No respondo al susurro de Helene. Es la primera vez que me dirige la palabra después del hospital, después de haberla encontrado limpiando la sangre. Cuando me notó afuera esperándola, pasó de mí. Como si hubiera dejado de existir para ella. No dijo nada.
—Nunca van a encontrarme.
Una mosca choca contra el vidrio después de sus palabras. Retumba con fuerza. El insecto se queda quieto solo un segundo antes de volverlo a intentar. Choca, choca, choca y vuelve a chocar.
A Beto nunca lo encontraron.
Beto era un chiquillo de dieciséis años. No recuerdo cuántos encomendados tuve antes de él, y mucho menos recuerdo cuántos tuve después de él. Pero recuerdo su nombre. Recuerdo que tenía un clóset lleno de ropa nueva, pero solo usaba los pantalones que estaban rotos y deshilachados; eso y una playera blanca. Siempre usaba esas playeras horrendas sin forma.
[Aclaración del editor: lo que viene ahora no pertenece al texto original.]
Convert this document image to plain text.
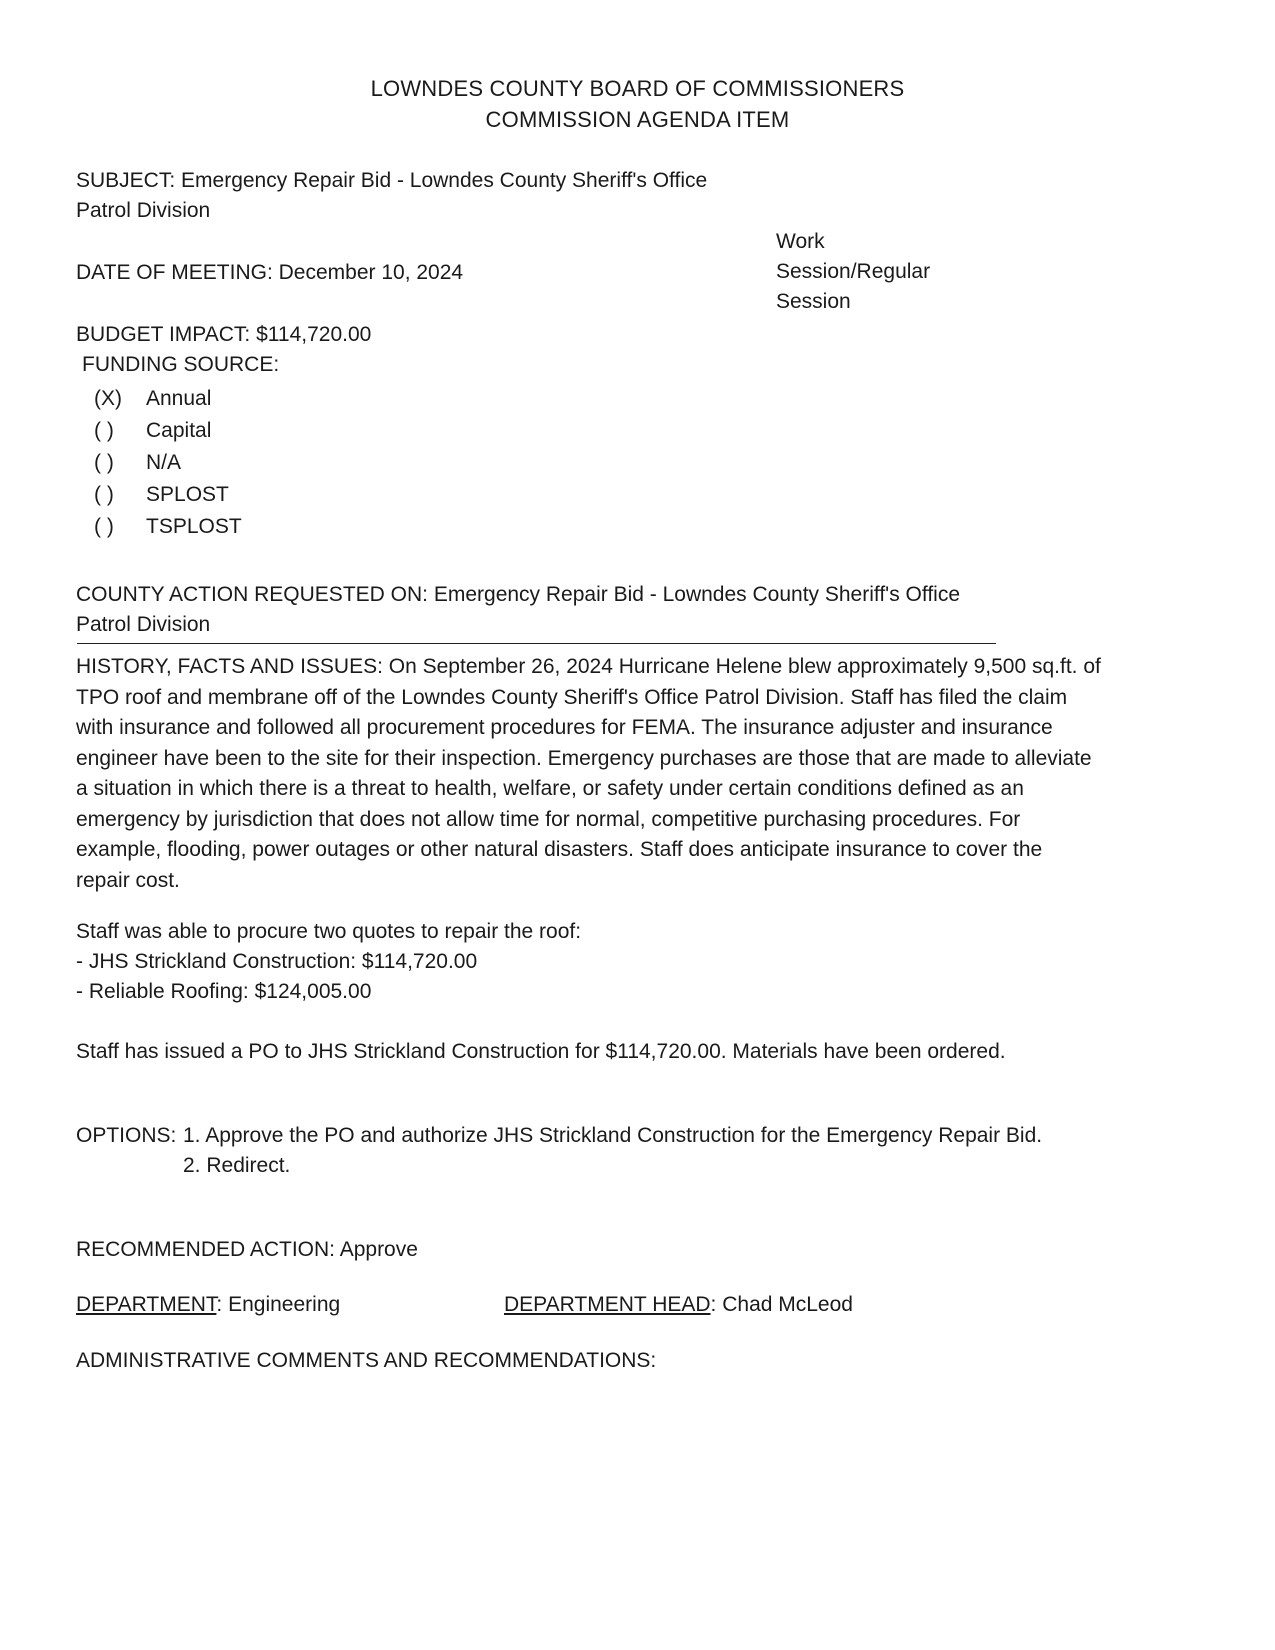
LOWNDES COUNTY BOARD OF COMMISSIONERS
COMMISSION AGENDA ITEM
SUBJECT: Emergency Repair Bid - Lowndes County Sheriff's Office
Patrol Division
DATE OF MEETING: December 10, 2024
Work
Session/Regular
Session
BUDGET IMPACT: $114,720.00
FUNDING SOURCE:
(X) Annual
( ) Capital
( ) N/A
( ) SPLOST
( ) TSPLOST
COUNTY ACTION REQUESTED ON: Emergency Repair Bid - Lowndes County Sheriff's Office
Patrol Division
HISTORY, FACTS AND ISSUES: On September 26, 2024 Hurricane Helene blew approximately 9,500 sq.ft. of
TPO roof and membrane off of the Lowndes County Sheriff's Office Patrol Division. Staff has filed the claim
with insurance and followed all procurement procedures for FEMA. The insurance adjuster and insurance
engineer have been to the site for their inspection. Emergency purchases are those that are made to alleviate
a situation in which there is a threat to health, welfare, or safety under certain conditions defined as an
emergency by jurisdiction that does not allow time for normal, competitive purchasing procedures. For
example, flooding, power outages or other natural disasters. Staff does anticipate insurance to cover the
repair cost.
Staff was able to procure two quotes to repair the roof:
- JHS Strickland Construction: $114,720.00
- Reliable Roofing: $124,005.00
Staff has issued a PO to JHS Strickland Construction for $114,720.00. Materials have been ordered.
OPTIONS: 1. Approve the PO and authorize JHS Strickland Construction for the Emergency Repair Bid.
2. Redirect.
RECOMMENDED ACTION: Approve
DEPARTMENT: Engineering	DEPARTMENT HEAD: Chad McLeod
ADMINISTRATIVE COMMENTS AND RECOMMENDATIONS:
—Nunca van a encontrarme —repite.
Beto compartía con Mauren la imposibilidad de expresar con palabras sus sentimientos. Pero pequeñas expresiones corporales lo delataban. Nadie supo leerlas.
Recuerdo que el último día que salió de su casa le negó a su madre cuatro veces después de escuchar un buenos días. Y se quedó mirando a la espalda de ella por varios segundos. Ella llevaba un vestido floreado, quizá él memorizó el patrón de las flores, las ondas de su falda. Pude haberlo imaginado, pero lo vi temblar.
La hizo voltear. Sí, eso lo recuerdo, que la mirada pesada hizo voltear a su madre. Y Beto negó una quinta vez ante la última sonrisa de ella. Sus uñas se aferraron al marco de la puerta como si no quisiera irse.
Las dejó marcadas.
Lo recuerdo.
Beto nunca llegó a la escuela, caminó más despacio de lo usual. Trastabilló un par de veces. Primero por un hueco en el pavimento y luego por un cordón de su zapato. Y lo que nunca hizo mientras lo seguí: volteó de regreso.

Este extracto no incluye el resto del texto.